Su reacción la hizo reír.
—Ya vale. Sabes muy bien para qué la necesitamos. Es ncesario que estemos cómodos, porque con un sorbito de esto nos pasaremos durmiendo toda la noche… o puede que más.
—Le estás quitando toda la gracia al asunto —repuso él con un mohín muy tierno.
Sus palabras la confundieron.
—¿Luchar te resulta gracioso?
—Pues sí. El subidón de adrenalina es casi tan placentero como el sexo.
«Ajá…», pensó.
—Es una reacción muy masculina, ¿verdad?
—Te diría que sí, pero conozco a bastantes mujeres que opinan igual, así que no es exclusivo de mi sexo. El hábito no hace al monje.
Leta puso los ojos en blanco y se alejó de él al tiempo que le tendía la mano.
—Vamos, soldado. Debemos satisfacer tus necesidades.
—¿Cuáles? —le preguntó él, comiéndosela con los ojos.
—Vamos a salvarte la vida y después podrás preocuparte de tu cuerpo.
Aidan resopló, disgustado.
—Hay placeres por los que merece la pena morir.

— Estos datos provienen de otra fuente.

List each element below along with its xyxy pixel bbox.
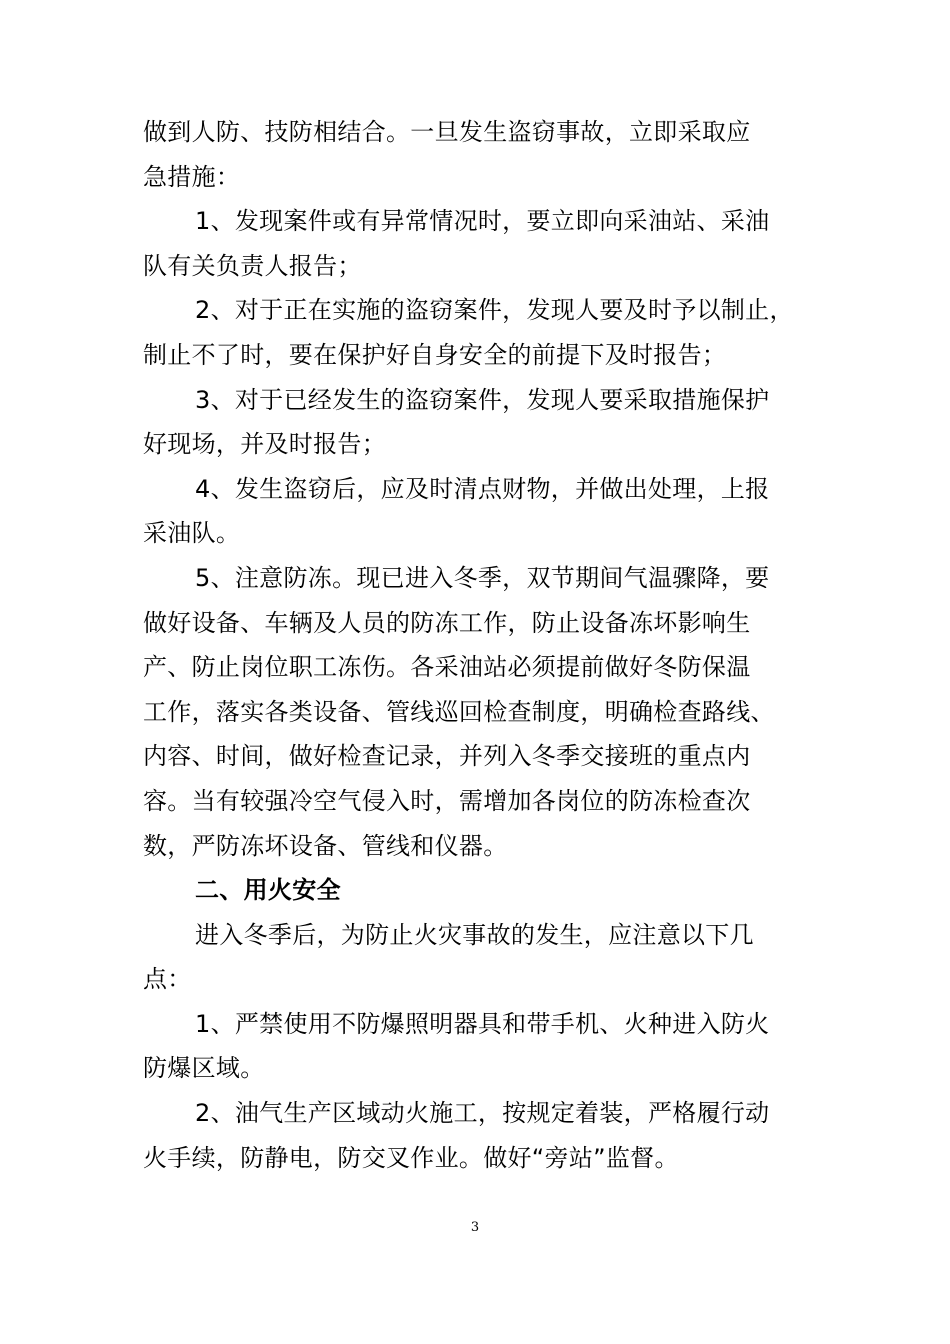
text-line: 制止不了时，要在保护好自身安全的前提下及时报告； [143,340,727,369]
text-line: 2、油气生产区域动火施工，按规定着装，严格履行动 [195,1099,770,1128]
text-line: 5、注意防冻。现已进入冬季，双节期间气温骤降，要 [195,563,770,592]
text-line: 内容、时间，做好检查记录，并列入冬季交接班的重点内 [143,742,751,771]
text-line: 1、严禁使用不防爆照明器具和带手机、火种进入防火 [195,1009,770,1038]
text-line: 进入冬季后，为防止火灾事故的发生，应注意以下几 [195,920,754,949]
text-line: 防爆区域。 [143,1054,265,1083]
text-line: 工作，落实各类设备、管线巡回检查制度，明确检查路线、 [143,697,775,726]
text-line: 3、对于已经发生的盗窃案件，发现人要采取措施保护 [195,385,770,414]
text-line: 队有关负责人报告； [143,251,362,280]
text-line: 做到人防、技防相结合。一旦发生盗窃事故，立即采取应 [143,118,751,146]
text-line: 容。当有较强冷空气侵入时，需增加各岗位的防冻检查次 [143,786,751,815]
text-line: 点： [143,965,192,994]
section-heading: 二、用火安全 [195,876,341,905]
text-line: 产、防止岗位职工冻伤。各采油站必须提前做好冬防保温 [143,653,751,682]
text-line: 2、对于正在实施的盗窃案件，发现人要及时予以制止， [195,296,794,325]
text-line: 做好设备、车辆及人员的防冻工作，防止设备冻坏影响生 [143,608,751,637]
body-text [143,110,843,1180]
text-line: 数，严防冻坏设备、管线和仪器。 [143,831,508,860]
text-line: 4、发生盗窃后，应及时清点财物，并做出处理，上报 [195,474,770,503]
text-line: 急措施： [143,162,241,191]
text-line: 好现场，并及时报告； [143,430,386,459]
text-line: 1、发现案件或有异常情况时，要立即向采油站、采油 [195,207,770,236]
text-line: 火手续，防静电，防交叉作业。做好“旁站”监督。 [143,1143,679,1172]
text-line: 采油队。 [143,519,241,548]
page-number: 3 [470,1220,480,1235]
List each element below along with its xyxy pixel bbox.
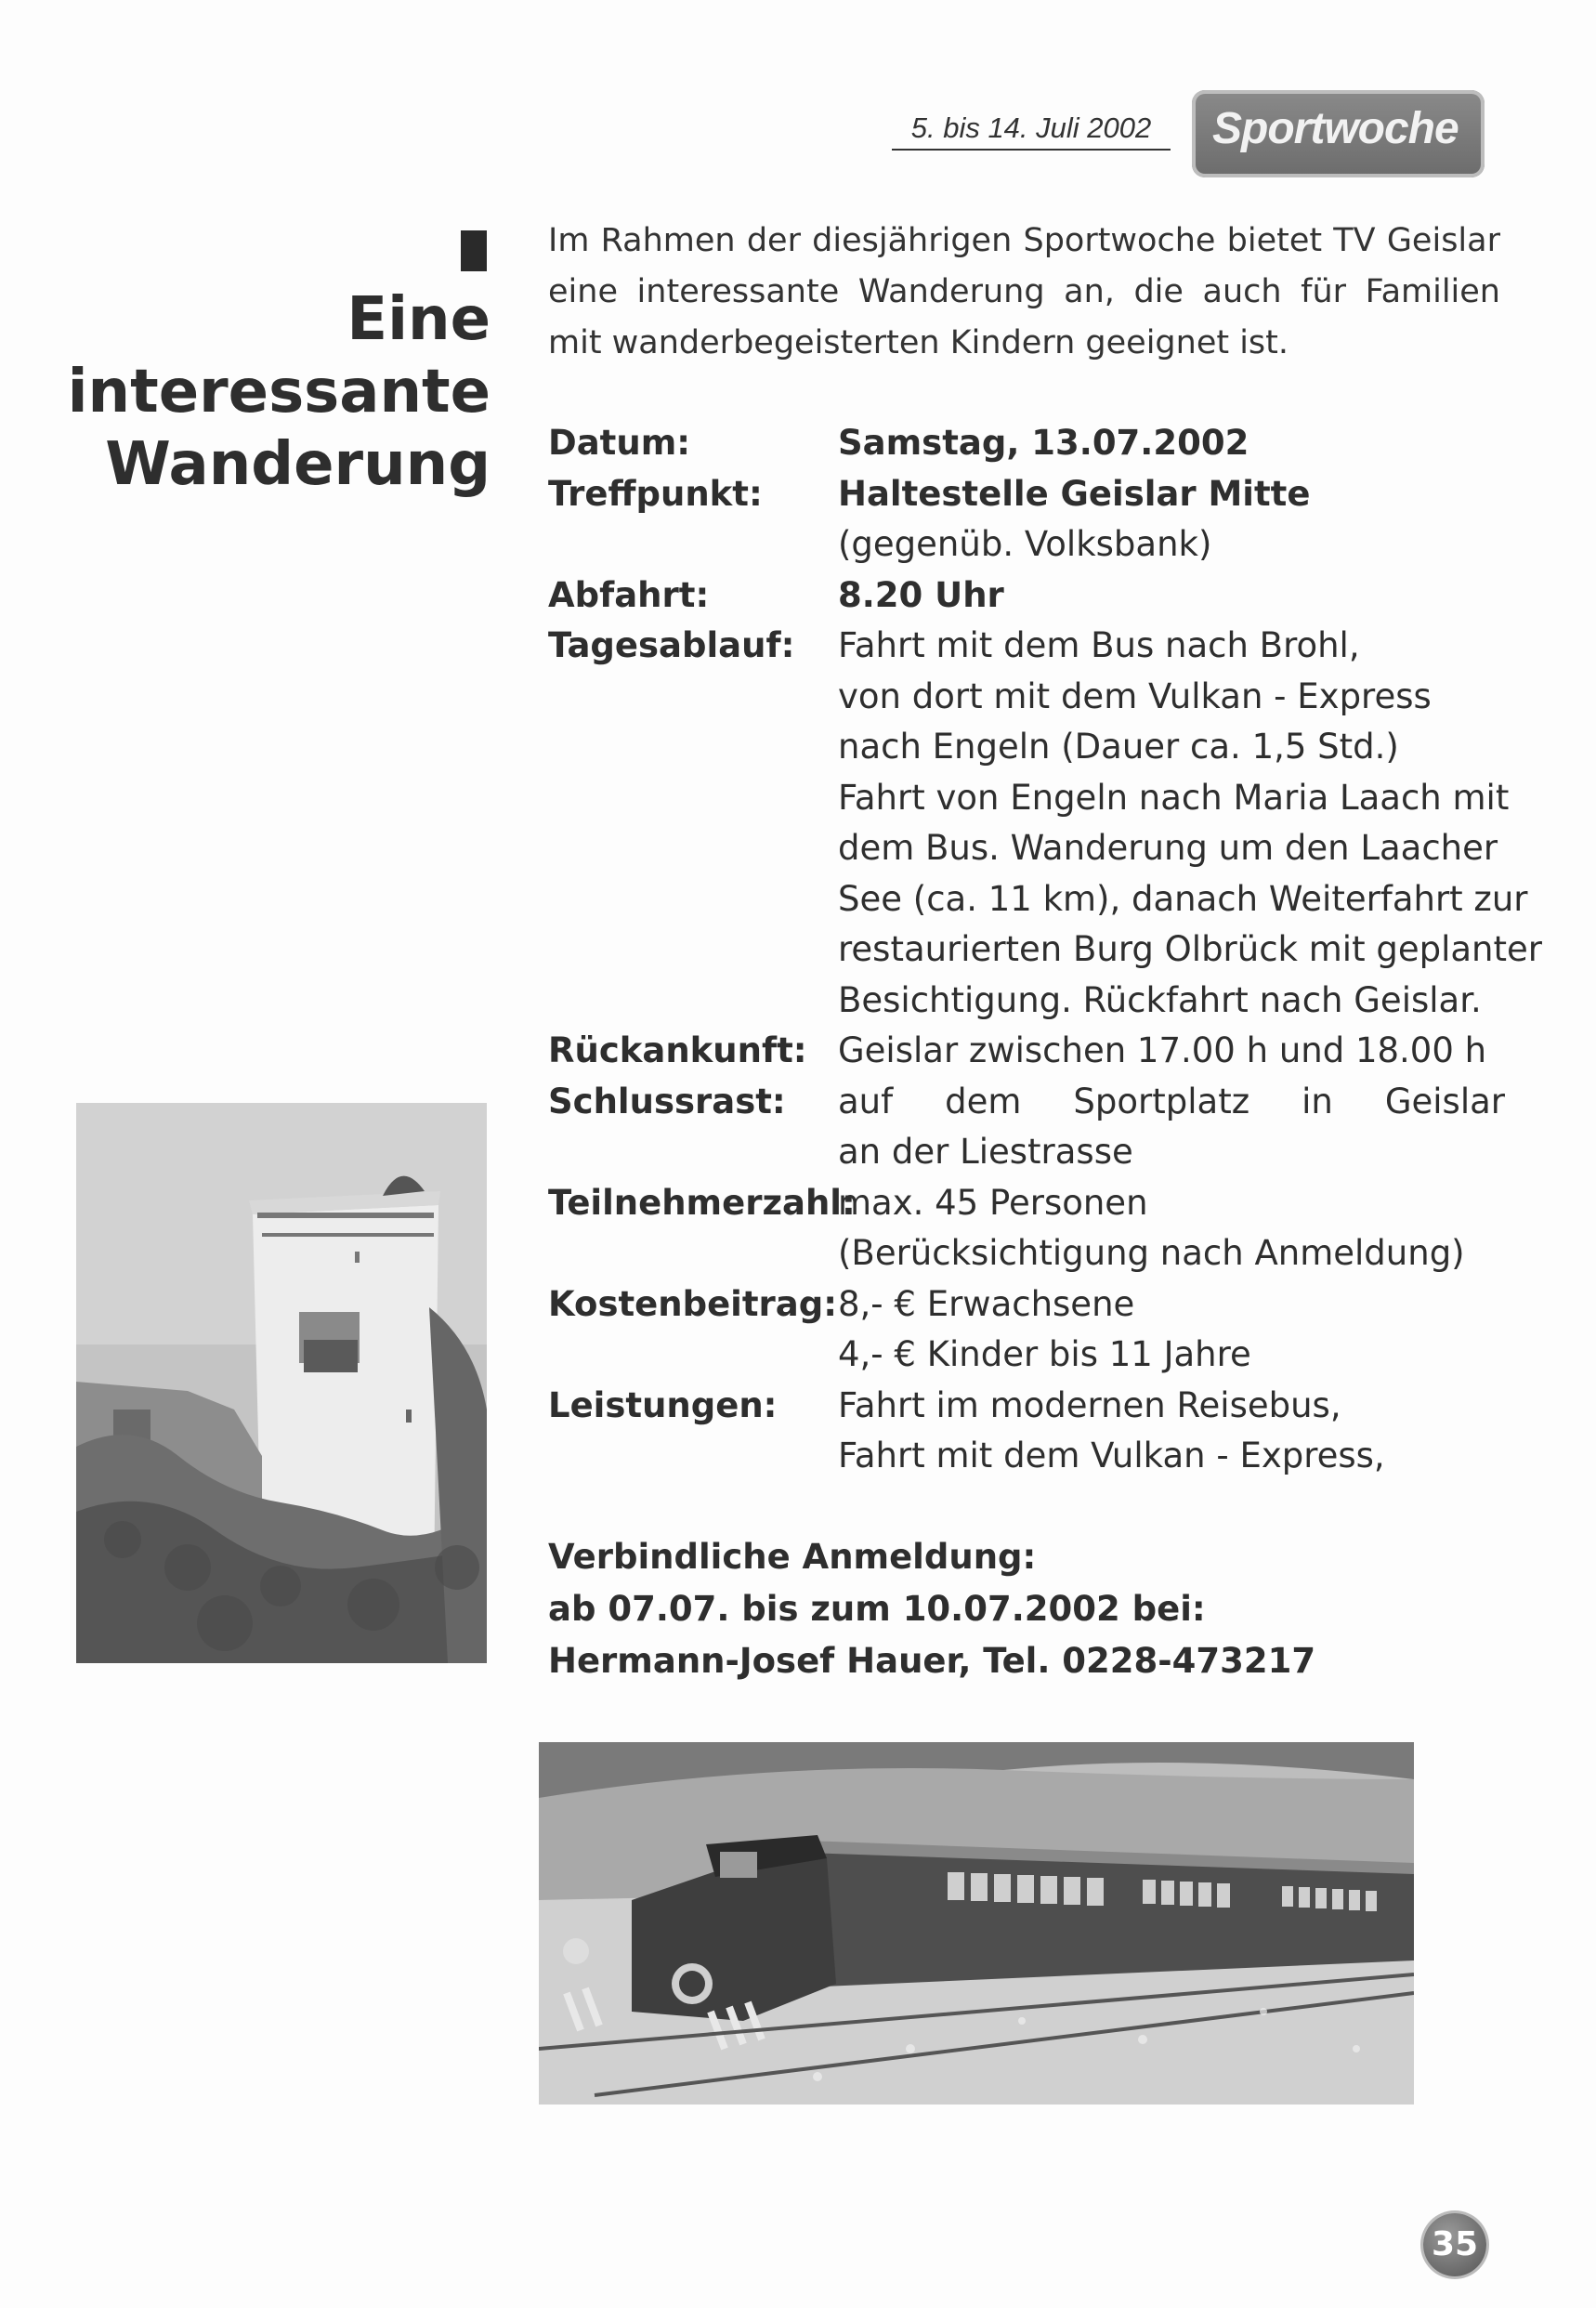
square-bullet-icon	[461, 230, 487, 271]
intro-paragraph: Im Rahmen der diesjährigen Sportwoche bietet TV Geislar eine interessante Wanderung an, die auch für Familien mit wanderbegeisterten Kindern geeignet ist.	[548, 222, 1500, 361]
detail-row-treffpunkt	[548, 469, 1505, 570]
detail-label: Rückankunft:	[548, 1030, 807, 1070]
detail-label: Leistungen:	[548, 1384, 778, 1425]
word: in	[1302, 1081, 1333, 1121]
word: auf	[838, 1081, 894, 1121]
service-line: Fahrt im modernen Reisebus,	[838, 1384, 1341, 1425]
detail-row-tagesablauf	[548, 621, 1542, 1026]
schedule-line: Fahrt mit dem Bus nach Brohl,	[838, 625, 1360, 665]
cost-line: 8,- € Erwachsene	[838, 1283, 1135, 1324]
detail-value: 8.20 Uhr	[838, 574, 1004, 615]
detail-value: max. 45 Personen	[838, 1182, 1148, 1223]
castle-photo	[76, 1103, 487, 1663]
title-line: Wanderung	[105, 430, 491, 499]
detail-row-teilnehmerzahl	[548, 1178, 1505, 1279]
word: Geislar	[1384, 1081, 1505, 1121]
schedule-line: von dort mit dem Vulkan - Express	[838, 675, 1432, 716]
detail-row-rueckankunft	[548, 1026, 1505, 1077]
detail-row-abfahrt	[548, 570, 1505, 622]
detail-label: Teilnehmerzahl:	[548, 1182, 856, 1223]
header-date-range: 5. bis 14. Juli 2002	[892, 111, 1171, 151]
schedule-line: restaurierten Burg Olbrück mit geplanter	[838, 929, 1542, 969]
schedule-line: See (ca. 11 km), danach Weiterfahrt zur	[838, 878, 1528, 919]
detail-row-datum	[548, 418, 1505, 469]
detail-value: Samstag, 13.07.2002	[838, 423, 1249, 463]
badge-label: Sportwoche	[1212, 104, 1459, 153]
detail-note: (Berücksichtigung nach Anmeldung)	[838, 1233, 1465, 1273]
detail-value: Geislar zwischen 17.00 h und 18.00 h	[838, 1030, 1487, 1070]
word: Sportplatz	[1073, 1081, 1250, 1121]
registration-line: Hermann-Josef Hauer, Tel. 0228-473217	[548, 1641, 1316, 1681]
title-line: interessante	[67, 358, 491, 426]
sportwoche-badge	[1192, 90, 1485, 177]
schedule-line: Fahrt von Engeln nach Maria Laach mit	[838, 777, 1510, 818]
page-number-badge: 35	[1423, 2213, 1486, 2276]
event-details	[548, 418, 1542, 1482]
schedule-line: nach Engeln (Dauer ca. 1,5 Std.)	[838, 727, 1399, 767]
title-line: Eine	[347, 285, 491, 354]
detail-label: Kostenbeitrag:	[548, 1283, 838, 1324]
train-photo	[539, 1742, 1414, 2105]
detail-row-kostenbeitrag	[548, 1279, 1505, 1381]
detail-note: an der Liestrasse	[838, 1132, 1133, 1172]
registration-info	[548, 1531, 1315, 1687]
detail-value: Haltestelle Geislar Mitte	[838, 473, 1311, 514]
detail-note: (gegenüb. Volksbank)	[838, 524, 1212, 564]
detail-value	[838, 1077, 1505, 1128]
detail-row-schlussrast	[548, 1077, 1505, 1178]
registration-line: ab 07.07. bis zum 10.07.2002 bei:	[548, 1589, 1206, 1629]
detail-label: Tagesablauf:	[548, 625, 795, 665]
detail-label: Schlussrast:	[548, 1081, 786, 1121]
page-title	[45, 283, 491, 501]
schedule-line: dem Bus. Wanderung um den Laacher	[838, 828, 1498, 868]
detail-label: Treffpunkt:	[548, 473, 763, 514]
detail-label: Datum:	[548, 423, 691, 463]
detail-label: Abfahrt:	[548, 574, 710, 615]
detail-row-leistungen	[548, 1381, 1505, 1482]
service-line: Fahrt mit dem Vulkan - Express,	[838, 1436, 1385, 1475]
registration-line: Verbindliche Anmeldung:	[548, 1537, 1037, 1577]
schedule-line: Besichtigung. Rückfahrt nach Geislar.	[838, 979, 1482, 1020]
word: dem	[945, 1081, 1022, 1121]
cost-line: 4,- € Kinder bis 11 Jahre	[838, 1334, 1251, 1374]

—Sí. Pero no quiero ser uno de ellos.
Aidan aún seguía contrariado cuando lo llevó hasta el dormitorio. Lo obligó a acostarse antes de que ella lo hiciera para poder administrarle las tres gotas de suero en la lengua.
—¡Uf, qué amargo es esto! —se quejó él con cara de asco.
—Ya lo sé.
Siguió mirándolo hasta que lo vio parpadear varias veces en un esfuerzo por permanecer despierto.
—No luches contra el sueño. Nos vemos al otro lado.
Los ojos verdes de Aidan la atravesaron.
—Eso espero. Confío en verte allí, Leta. Necesito verte allí. —Y nada más decirlo, se durmió.
Ella se demoró mirándolo un instante. Era un hombre muy guapo. Ansiosa por salvarlo, se tumbó a su lado y colocó la cabeza en su hombro antes de beberse el suero.
No sabía con exactitud qué se encontrarían al otro lado, pero sería duro y frío.
Fuera lo que fuese, se enfrentarían juntos al peligro.
—No te traicionaré, Aidan —le prometió, aunque mientras lo decía no estaba segura de poder mantener la promesa.
Si algo había aprendido a lo largo de su extensa vida, era que las mejores intenciones eran siempre las más peligrosas.
Ojalá Aidan no se convirtiera en un nuevo motivo de arrepentimiento.